All of this obviously went over the heads of the bell-enders in MAGA, who likely think that Magna Carta is a credit card and Spike Milligan is that black guy from Brooklyn who makes all those movies sermonizing about racism.  And it certainly didn't move the Republicans manipulating the congressional district maps in the South, with most of the Southern states redrawing their U.S. House districts to get rid of as many black-majority districts - and as many Democratic-majority districts, which are the same thing down in Dixie - as possible.  Democrats in the one Southern state where a redistricting plan worked out to benefit their own party - Virginia, which is so full of transplanted Northeasterners (including the New Jersey-born Abigail Spanberger, the state's governor) that it's not even a Southern state anymore (hey, it is north of 36°30′) - got a serious blow to their efforts when the state Supreme Court threw out the referendum that allowed gerrymandering to maximize Democratic U.S. House representation from the state, striking it down on a technicality.  Now the Democrats are at a disadvantage in being able to win back the House.  It can still be done, but this revolting development makes it far more difficult.

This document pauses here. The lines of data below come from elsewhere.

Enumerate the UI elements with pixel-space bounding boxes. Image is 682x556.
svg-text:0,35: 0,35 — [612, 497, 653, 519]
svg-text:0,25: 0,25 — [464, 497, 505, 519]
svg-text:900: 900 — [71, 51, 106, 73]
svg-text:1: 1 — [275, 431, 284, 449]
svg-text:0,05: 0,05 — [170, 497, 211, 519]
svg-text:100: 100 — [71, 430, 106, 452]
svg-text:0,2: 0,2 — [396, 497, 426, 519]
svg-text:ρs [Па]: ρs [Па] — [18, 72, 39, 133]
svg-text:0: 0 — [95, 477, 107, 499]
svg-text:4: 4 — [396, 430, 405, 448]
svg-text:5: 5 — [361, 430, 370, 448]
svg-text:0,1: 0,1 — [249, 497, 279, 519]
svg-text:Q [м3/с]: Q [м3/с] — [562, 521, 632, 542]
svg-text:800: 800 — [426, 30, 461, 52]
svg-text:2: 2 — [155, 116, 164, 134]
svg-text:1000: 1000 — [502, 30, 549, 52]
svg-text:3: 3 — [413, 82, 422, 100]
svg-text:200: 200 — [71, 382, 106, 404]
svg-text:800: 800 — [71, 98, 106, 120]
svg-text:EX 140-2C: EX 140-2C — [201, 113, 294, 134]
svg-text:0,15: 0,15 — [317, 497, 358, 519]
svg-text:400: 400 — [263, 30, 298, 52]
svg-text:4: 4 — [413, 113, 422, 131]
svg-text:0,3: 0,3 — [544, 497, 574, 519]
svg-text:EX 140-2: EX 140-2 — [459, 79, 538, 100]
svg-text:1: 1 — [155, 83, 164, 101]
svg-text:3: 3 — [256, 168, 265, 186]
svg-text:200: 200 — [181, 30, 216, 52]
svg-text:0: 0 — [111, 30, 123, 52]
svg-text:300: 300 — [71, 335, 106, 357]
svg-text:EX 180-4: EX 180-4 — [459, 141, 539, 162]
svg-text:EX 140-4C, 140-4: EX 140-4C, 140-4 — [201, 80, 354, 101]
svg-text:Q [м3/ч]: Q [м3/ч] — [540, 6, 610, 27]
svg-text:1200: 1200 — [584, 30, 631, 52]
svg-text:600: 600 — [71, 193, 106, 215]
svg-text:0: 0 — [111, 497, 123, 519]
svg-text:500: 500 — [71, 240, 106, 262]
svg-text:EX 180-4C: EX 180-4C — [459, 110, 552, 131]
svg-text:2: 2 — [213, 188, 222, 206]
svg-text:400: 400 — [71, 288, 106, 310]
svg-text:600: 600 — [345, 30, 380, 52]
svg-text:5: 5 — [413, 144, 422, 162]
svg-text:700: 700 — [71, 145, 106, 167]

The Attorney General of Virginia placed a stay on the state Supreme Court's decision to see if he can appeal the decision to the U.S. Supreme Court on the basis of a constitutional violation.  Not because he believes that the conservative majority on the U.S. Supreme Court will side with him, but to use a delay tactic, which could work if he can take his time to make sure that the Court hears the case too late for the old district maps to be used in time for the November elections.
Meanwhile, the effort to redraw that U.S. House district maps in Louisiana has prompted Governor Jeff Landry to suspend primary elections even after people have voted early.
Pundits and activists like Steve Schmidt and Sarah Longwell keep saying that we have to get through a very difficult and destructive period, but we can wait out Trump, and as soon as a Democratic President is in office on January 20, 2029 (and just how do they know that will come to pass?), we can start, the long, arduous work of rebuilding what Trump has torn down.  No.  There will be no more waiting - at least not for me.  The United States has demonstrated quite clearly that its experiment in representative government of this sort has failed.  And thanks to issues like the war in Iran and tariffs, the U.S. has also demonstrated with equal clarity that it can no longer be trusted or taken seriously in the international community as a responsible actor.  Our "President" has been too much of an irresponsible actor - a "reality" show actor who, since 2004, has been playing a parody of himself - for there to be anything left to rebuild and for any international trust to be regained by the time he does leave the scene.  That is why I still support the dissolution of the Union.  That is why I am still a secessionist.